La junte au pouvoir au Mali a défié jeudi 21 avril ses partenaires régionaux en annonçant le lancement d’un « processus » de transition de « deux ans », alors que ceux-ci demandent à Bamako d’organiser des élections en seize mois maximum.
« A partir de cet instant, nous engageons le processus de mise en œuvre de tout le plan de la transition pour les deux ans qui ont été retenus par le président de la transition », le colonel Assimi Goïta, à la tête du pays depuis mai 2001, a déclaré Choguel Maïga, le premier ministre installé par les militaires.
Pour autant, a-t-il assuré, « les discussions ne sont pas rompues » avec la Communauté économique des Etats d’Afrique de l’Ouest (Cedeao), qui presse la junte de rendre rapidement le pouvoir aux civils.
Mais « la preuve est faite par A + B qu’on ne peut pas aller en deçà de vingt-quatre mois », et « on ne peut pas accepter (…) de précipiter les élections, de les bâcler pour avoir la conscience tranquille », a ajouté M. Maïga devant le Conseil national de la transition (CNT), instance faisant office d’organe législatif et dont les membres ont été nommés par le pouvoir.
« Le fait du prince »
Plongé depuis 2012 dans une crise sécuritaire profonde que le déploiement de forces étrangères n’a pas permis de régler, le Mali a connu deux coups d’Etat militaire depuis août 2020. Comme la Guinée et le Burkina Faso, où des militaires ont pris le pouvoir respectivement en septembre 2021 et janvier 2022, le pays est mis sous pression par la Cedeao.
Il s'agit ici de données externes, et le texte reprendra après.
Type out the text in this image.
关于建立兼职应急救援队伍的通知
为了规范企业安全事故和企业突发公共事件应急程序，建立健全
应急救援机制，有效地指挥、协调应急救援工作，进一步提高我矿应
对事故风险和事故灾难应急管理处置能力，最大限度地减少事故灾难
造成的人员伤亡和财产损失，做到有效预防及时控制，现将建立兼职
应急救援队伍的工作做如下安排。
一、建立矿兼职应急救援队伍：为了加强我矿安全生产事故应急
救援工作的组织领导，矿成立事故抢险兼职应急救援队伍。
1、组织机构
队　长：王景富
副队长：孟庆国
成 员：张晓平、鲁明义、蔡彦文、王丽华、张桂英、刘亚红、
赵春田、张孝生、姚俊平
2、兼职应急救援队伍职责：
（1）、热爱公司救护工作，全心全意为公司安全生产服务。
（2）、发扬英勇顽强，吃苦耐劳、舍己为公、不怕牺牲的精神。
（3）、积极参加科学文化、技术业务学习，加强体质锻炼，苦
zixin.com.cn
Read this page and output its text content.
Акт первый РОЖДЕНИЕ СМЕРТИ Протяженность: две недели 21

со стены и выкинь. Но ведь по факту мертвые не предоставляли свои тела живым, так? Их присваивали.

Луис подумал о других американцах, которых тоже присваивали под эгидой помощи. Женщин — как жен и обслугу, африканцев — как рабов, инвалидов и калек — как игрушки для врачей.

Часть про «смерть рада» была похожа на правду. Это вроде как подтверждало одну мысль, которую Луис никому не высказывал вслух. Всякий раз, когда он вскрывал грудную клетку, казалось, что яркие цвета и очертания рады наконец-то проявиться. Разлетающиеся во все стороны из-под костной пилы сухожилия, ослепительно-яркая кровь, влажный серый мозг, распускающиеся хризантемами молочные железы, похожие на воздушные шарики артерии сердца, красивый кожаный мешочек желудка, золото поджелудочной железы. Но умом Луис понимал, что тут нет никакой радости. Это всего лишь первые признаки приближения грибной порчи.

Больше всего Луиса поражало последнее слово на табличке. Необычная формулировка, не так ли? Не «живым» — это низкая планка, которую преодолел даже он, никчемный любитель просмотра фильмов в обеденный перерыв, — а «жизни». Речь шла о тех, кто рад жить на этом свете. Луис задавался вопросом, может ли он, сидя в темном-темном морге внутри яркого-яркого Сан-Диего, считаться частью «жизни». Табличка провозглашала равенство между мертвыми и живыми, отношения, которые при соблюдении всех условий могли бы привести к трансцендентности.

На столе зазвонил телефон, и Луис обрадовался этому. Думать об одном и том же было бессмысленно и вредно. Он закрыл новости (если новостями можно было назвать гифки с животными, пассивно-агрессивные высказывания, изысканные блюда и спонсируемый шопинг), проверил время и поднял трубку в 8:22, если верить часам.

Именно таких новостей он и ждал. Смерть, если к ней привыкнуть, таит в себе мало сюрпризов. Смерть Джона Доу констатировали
L’organisation régionale a suspendu les trois pays de ses instances et impose de lourdes sanctions économiques au Mali, un « embargo » qui viole « ses propres textes », selon M. Maïga, qui a dénoncé « le fait du prince ».
En mars, la Cedeao demandait l’organisation d’élections dans un délai de douze à seize mois au Mali. Une visite à Bamako de son médiateur pour la crise malienne, l’ancien président nigérian Goodluck Jonathan, n’était pas parvenue alors à ramener le délai de la transition voulu par les militaires sous la barre des deux ans.
Sur l’avenir des discussions avec la Cedeao, M. Maïga a mentionné sans plus de détails la venue de « missions » à Bamako « dans les jours prochains pour aboutir, nous l’espérons, à un accord ».
« Notre souveraineté, notre indépendance »
Les militaires au pouvoir se sont rapprochés de Moscou en même temps qu’ils se détournaient de la France, engagée militairement dans le pays contre les djihadistes depuis 2013. Le Mali a ainsi fait appel massivement à ce qu’il présente comme des « instructeurs » venus de Russie, alors que les Occidentaux (Paris et Washington notamment) dénoncent la présence dans le pays de « mercenaires » du groupe privé russe Wagner, ce que démentent fermement les colonels maliens.
Sur fond de crise diplomatique avec la junte, Paris a annoncé en février le retrait de ses soldats déployés au Mali, opération devant être achevée cet été.
Dans un climat de tensions croissantes entre Bamako et l’ONU, qui demande en vain de pouvoir enquêter dans des zones où des éléments de l’armée malienne ont été accusés ou soupçonnés d’avoir mené des exactions contre des civils, la présence des Russes alimente des interrogations sur l’avenir de la mission des Nations unies au Mali (Minusma), dont le mandat est censé être renouvelé en juin.
Mais « ce n’est pas l’intérêt du Mali aujourd’hui de dire que nous rompons avec la Minusma. Le mandat sera renouvelé », a déclaré M. Choïga aux membres du CNT. « Mais il faut qu’on se mette dans la tête que notre souveraineté, notre indépendance, notre défense, notre sécurité, c’est notre armée seule appuyée par moments par nos partenaires qui peut l’assurer », a-t-il ajouté, jugeant que celle-ci s’acquitte « de façon extraordinaire de sa mission ». Le conflit en cours au Mali a fait des milliers de morts, civils et combattants, depuis 2012.